Reactive Vortexes in a Naturally Activated Process: Non-Diffusive Rotational Fluxes at Transition State Uncovered by Persistent Homology

TL;DR

This study uncovers non-diffusive, vortex-like rotational fluxes in the transition state of alanine-dipeptide isomerization, revealing complex reactive dynamics using topological data analysis.

Contribution

It introduces a novel topological approach to identify reactive vortex regions in natural molecular transition dynamics, challenging the diffusion assumption.

Findings

Identified strong reactive vortex regions in configuration-time space.

Discovered rotational fluxes swirl around transition states multiple times.

Revealed cooperative movement along isocommitter surfaces and orthogonal barrier-crossing.

Abstract

Dynamics of reaction coordinates during barrier-crossing are key to understand activated processes in complex systems such as proteins. The default assumption from Kramers physical intuition is that of a diffusion process.
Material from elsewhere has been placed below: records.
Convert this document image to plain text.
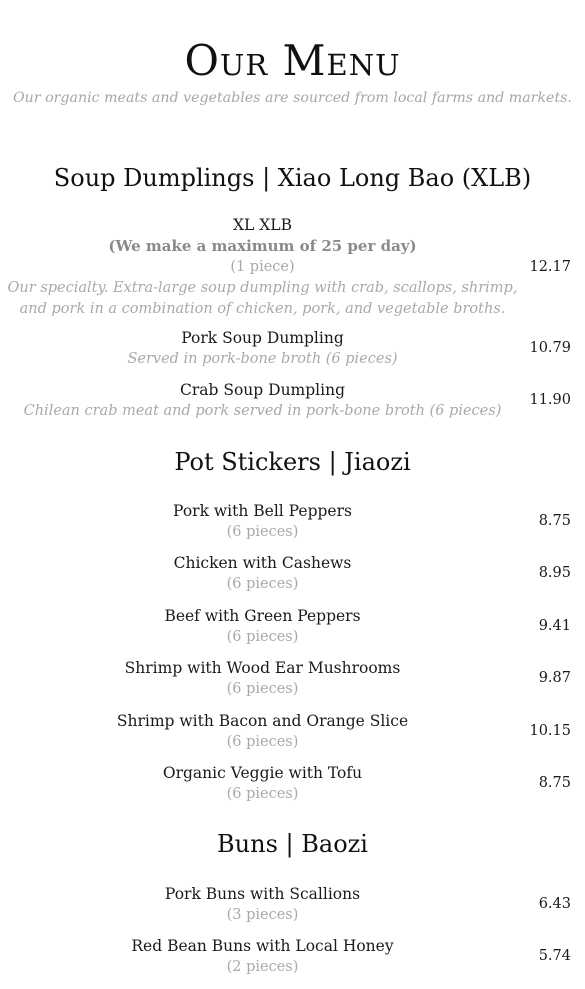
Our Menu
Our organic meats and vegetables are sourced from local farms and markets.
Soup Dumplings | Xiao Long Bao (XLB)
XL XLB
(We make a maximum of 25 per day)
(1 piece)
Our specialty. Extra-large soup dumpling with crab, scallops, shrimp, and pork in a combination of chicken, pork, and vegetable broths.
12.17
Pork Soup Dumpling
Served in pork-bone broth (6 pieces)
10.79
Crab Soup Dumpling
Chilean crab meat and pork served in pork-bone broth (6 pieces)
11.90
Pot Stickers | Jiaozi
Pork with Bell Peppers
(6 pieces)
8.75
Chicken with Cashews
(6 pieces)
8.95
Beef with Green Peppers
(6 pieces)
9.41
Shrimp with Wood Ear Mushrooms
(6 pieces)
9.87
Shrimp with Bacon and Orange Slice
(6 pieces)
10.15
Organic Veggie with Tofu
(6 pieces)
8.75
Buns | Baozi
Pork Buns with Scallions
(3 pieces)
6.43
Red Bean Buns with Local Honey
(2 pieces)
5.74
However, the dynamics of barrier-crossing in natural complex molecules are largely unexplored. Here we investigate the transition dynamics of alanine-dipeptide isomerization, the simplest complex system with a large number of non-reaction coordinates that can serve as an adequate thermal bath feeding energy into the reaction coordinates. We separate conformations along the time axis and construct the dynamic probability surface of reaction. We quantify its topological structure and rotational flux using persistent homology and differential form. Our results uncovered a region with strong reactive vortex in the configuration-time space, where the highest probability peak and the transition state ensemble are located. This reactive region contains strong rotational fluxes: Most reactive trajectories swirl multiple times around this region in the subspace of the two most-important reaction coordinates. Furthermore, the rotational fluxes result from cooperative movement along the isocommitter surfaces and orthogonal barrier-crossing. Overall, our findings offer a first glimpse into the reactive vortex regions that characterize the non-diffusive dynamics of barrier-crossing of a naturally occurring activation process.